The CPUUtilization graph is actually the CPU load distributed on our autoScaling Group: Region: us-east-1 • EC2 • CPUUtilization • AutoScalingGroupName: GrU_VanHove
The GroupInServiceInstances graph shows the number of instances that are currently in service in our scaling group: Region: us-east-1 • Auto Scaling • GroupInServiceInstances • AutoScalingGroupName: GrU_VanHove
We can see that the connection count corresponds to the 150 connections that we set in JMeter. We started our test at 07:55 and finished it at 08:21. We added two vertical lines: the first one when the CPU load exceeded 30%, and the second one when the CPU load dropped below 10%.
We can see that 10 minutes after our CPU load exceeded 30%, a new instance was launched. Then, 10 minutes after the first, while the CPU load was still just above 30%, a second one was launched.

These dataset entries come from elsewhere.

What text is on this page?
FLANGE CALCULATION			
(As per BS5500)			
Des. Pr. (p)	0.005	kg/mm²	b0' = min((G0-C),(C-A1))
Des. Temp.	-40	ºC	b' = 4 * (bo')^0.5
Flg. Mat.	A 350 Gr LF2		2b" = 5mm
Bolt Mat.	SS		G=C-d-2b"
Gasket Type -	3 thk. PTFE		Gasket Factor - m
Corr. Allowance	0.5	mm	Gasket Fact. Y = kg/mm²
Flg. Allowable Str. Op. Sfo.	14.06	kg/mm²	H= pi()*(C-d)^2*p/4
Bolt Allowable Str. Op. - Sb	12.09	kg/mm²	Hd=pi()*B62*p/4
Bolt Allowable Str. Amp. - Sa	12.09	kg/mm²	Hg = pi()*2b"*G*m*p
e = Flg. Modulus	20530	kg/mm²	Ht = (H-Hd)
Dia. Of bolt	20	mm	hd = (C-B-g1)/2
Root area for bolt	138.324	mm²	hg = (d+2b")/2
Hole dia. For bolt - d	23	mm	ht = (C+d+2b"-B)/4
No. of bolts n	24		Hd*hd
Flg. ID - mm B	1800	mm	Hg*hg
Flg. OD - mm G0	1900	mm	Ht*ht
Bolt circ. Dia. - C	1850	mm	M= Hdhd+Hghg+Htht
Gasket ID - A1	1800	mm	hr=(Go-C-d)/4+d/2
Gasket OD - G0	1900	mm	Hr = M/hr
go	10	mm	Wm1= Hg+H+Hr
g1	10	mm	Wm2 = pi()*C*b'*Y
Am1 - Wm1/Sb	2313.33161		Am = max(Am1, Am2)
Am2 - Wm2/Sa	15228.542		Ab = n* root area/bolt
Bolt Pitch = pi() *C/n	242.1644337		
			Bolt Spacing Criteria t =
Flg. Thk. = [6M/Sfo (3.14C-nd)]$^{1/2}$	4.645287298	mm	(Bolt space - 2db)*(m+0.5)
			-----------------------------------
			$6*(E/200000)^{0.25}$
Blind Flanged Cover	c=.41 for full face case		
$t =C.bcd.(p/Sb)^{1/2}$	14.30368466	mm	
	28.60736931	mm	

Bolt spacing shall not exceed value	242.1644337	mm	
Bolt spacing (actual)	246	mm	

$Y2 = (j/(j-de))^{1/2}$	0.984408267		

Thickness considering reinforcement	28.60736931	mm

Our CPU load dropped below 10% at 08:19. Ten minutes later, one instance was terminated, and the second one was terminated 10 minutes after that.
The main reason why we can see those 10 minutes delay is that we set a cooldown of 300 seconds in our autoscaling group, which specifies the amount of time that the autoscaling group should wait before launching or terminating additional instances. In addition, there is 300 seconds before allowing another scaling activity in our scaling policies.
We should note that the resolution of the first two graphs is 5 minutes, and the resolution of the last one is 1 minute. We had to set those values; otherwise, we only obtained partial graphs with cut segments (we don't really know why). This is the reason why we see a ramp at the beginning and the end of the tests in the ActiveConnectionCount graph.
![](figures/Response Time Graph.png)
We can see in the JMeter graph above that at 8:02 we have a peak. This time corresponds to the launch of the first new instance. There can be several reasons why the response time of HTTP requests increased after the first instance was launched. One possible reason is that the newly launched instance may take some time to fully initialize and become available to handle incoming requests. During this period, the load balancer may direct some of the incoming requests to the first instance, resulting in increased response time.
At 08:11, we can see that the response time decreased noticeably. This time corresponds to the second launched instance.
Based on the analysis of the CloudWatch dashboard and Jmeter response time graph, we can conclude that our autoscaling group is working correctly, as it scaled up the number of instances in response to increased CPU load, and scaled down when the load decreased. The delay in the activation of new instances is due to the cooldown period that we have set, which specifies the amount of time that the autoscaling group should wait before launching or terminating additional instances. Additionally, the increased response time after the launch of new instances may be due to the time required for the new instances to fully initialize and become available to handle incoming requests. Overall, by monitoring and analyzing our infrastructure with CloudWatch and Jmeter, we can optimize our autoscaling group to provide a better experience for our users.